Jeśli w najbliższym czasie też dostanie takiego ataku gniewu, nie wytrzymam tego.

Po obiedzie

Wyszłam z Wielkiej Sali i wyruszyłam do lochów. Miałam nadzieję, że Malfoy gdzieś będzie na mnie czekać. Nie myliłam się. Stał oparty o ścianę i patrzył się na sufit. Był ubrany w czarne spodnie, białą koszulę i czarny garnitur.

-Czego Ty ode mnie chcesz?-spytałam. Spojrzał na mnie z lekkim uśmiechem.
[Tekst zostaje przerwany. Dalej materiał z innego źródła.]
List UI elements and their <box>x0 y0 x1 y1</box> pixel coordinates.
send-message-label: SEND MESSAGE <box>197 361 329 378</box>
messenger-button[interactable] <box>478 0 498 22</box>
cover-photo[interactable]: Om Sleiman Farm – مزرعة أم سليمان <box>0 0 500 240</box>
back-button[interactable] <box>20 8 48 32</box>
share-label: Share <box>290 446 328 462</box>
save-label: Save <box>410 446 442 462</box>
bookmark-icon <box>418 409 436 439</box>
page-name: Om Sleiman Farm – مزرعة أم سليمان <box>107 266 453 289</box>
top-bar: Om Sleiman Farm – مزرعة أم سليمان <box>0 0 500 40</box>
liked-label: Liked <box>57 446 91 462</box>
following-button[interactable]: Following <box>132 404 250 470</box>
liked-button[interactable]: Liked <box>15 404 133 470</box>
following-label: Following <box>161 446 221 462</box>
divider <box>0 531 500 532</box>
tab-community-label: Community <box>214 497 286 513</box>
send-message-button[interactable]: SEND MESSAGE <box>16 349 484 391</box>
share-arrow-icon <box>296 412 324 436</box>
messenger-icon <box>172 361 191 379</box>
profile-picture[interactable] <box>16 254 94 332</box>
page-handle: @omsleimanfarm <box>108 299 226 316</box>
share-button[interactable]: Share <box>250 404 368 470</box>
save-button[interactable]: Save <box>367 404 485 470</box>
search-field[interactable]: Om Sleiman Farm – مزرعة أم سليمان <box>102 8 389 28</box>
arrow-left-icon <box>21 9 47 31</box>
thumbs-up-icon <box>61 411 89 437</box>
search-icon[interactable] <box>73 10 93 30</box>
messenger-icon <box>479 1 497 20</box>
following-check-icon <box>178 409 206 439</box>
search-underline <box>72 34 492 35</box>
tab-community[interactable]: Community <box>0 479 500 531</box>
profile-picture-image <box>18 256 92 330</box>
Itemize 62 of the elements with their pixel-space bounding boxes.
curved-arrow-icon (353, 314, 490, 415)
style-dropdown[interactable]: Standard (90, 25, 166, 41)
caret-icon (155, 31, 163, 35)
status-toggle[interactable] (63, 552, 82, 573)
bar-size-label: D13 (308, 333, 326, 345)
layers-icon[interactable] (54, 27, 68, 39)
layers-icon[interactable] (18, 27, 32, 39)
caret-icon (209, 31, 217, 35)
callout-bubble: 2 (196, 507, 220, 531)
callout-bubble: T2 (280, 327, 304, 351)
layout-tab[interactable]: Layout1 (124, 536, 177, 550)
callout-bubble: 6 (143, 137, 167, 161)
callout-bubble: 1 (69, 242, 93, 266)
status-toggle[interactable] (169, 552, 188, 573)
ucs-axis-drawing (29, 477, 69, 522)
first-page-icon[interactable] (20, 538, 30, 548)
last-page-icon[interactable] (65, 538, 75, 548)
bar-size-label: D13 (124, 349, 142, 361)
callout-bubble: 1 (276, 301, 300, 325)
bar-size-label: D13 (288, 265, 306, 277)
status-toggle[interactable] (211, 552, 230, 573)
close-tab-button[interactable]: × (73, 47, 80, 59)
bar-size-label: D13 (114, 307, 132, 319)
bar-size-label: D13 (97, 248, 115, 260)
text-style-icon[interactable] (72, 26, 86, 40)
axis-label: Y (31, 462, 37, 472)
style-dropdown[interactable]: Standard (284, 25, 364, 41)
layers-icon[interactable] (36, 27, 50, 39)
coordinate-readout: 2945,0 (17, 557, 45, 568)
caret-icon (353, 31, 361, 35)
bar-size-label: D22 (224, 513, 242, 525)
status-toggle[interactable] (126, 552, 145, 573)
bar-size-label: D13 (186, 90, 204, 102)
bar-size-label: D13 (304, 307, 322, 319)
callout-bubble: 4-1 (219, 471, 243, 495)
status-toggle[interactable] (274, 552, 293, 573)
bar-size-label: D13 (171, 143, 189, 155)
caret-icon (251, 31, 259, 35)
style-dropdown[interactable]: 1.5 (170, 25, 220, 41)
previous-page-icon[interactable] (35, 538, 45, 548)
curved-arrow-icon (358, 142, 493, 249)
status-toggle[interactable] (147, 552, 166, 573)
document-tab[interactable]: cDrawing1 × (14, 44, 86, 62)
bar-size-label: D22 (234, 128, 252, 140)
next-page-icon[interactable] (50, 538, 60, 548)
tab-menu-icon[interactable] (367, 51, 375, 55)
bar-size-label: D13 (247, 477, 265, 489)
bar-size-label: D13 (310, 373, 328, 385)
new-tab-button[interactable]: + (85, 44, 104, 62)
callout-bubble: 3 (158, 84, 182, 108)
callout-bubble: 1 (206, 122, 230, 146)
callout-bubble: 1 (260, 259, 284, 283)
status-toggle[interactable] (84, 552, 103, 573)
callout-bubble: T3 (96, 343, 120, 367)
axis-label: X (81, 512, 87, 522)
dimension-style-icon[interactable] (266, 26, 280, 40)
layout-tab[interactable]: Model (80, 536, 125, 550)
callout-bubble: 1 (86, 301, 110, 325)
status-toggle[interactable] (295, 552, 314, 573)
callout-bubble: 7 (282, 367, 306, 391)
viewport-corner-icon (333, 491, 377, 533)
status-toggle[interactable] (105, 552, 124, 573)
-Co robisz w święta?-uniosłam brew.

-Jadę do Nory.

-To już nie pojedziesz.

-Nie będziesz mi rozkazywać do cholery!

-W tym roku na święta będziesz u mnie.-wzdrygnęłam się. Wciąż powracały wspomnienia z Malfoy Manor.

-Nie ma mowy!

-Na Twoje nieszczęście musisz. On tam będzie. Chce się spotkać z Tobą. Aha. Widzimy się na peronie. Niczym się nie przejmuj. Dumbledore wszystko wyjaśni Weasley'om.-oznajmił i wszedł do Pokoju Wspólnego Slytherinu.

-No to się zapowiadają naprawdę zajebiste święta.-podsumowałam sarkastycznie i poszłam na zajęcia.

Wyjazd z Hogwartu na ferie świąteczne.

Siedziałam w jednym przedziale z Parvati. Z Ronaldem znowu się pokłóciłam, więc nie interesowało mnie gdzie siedzi. Ginny też zniknęła. Najprawdopodniej znalazła sobie chłopaka, bo ostatnio chodzi cała w skowronkach i zarumieniona. Postanowiłam usiąść z Patil. Dręczyły mnie wyrzuty sumienia, bo ostatnio rzadko rozmawiałyśmy.

-Gdzie spędzasz święta?-zapytałam z uśmiechem.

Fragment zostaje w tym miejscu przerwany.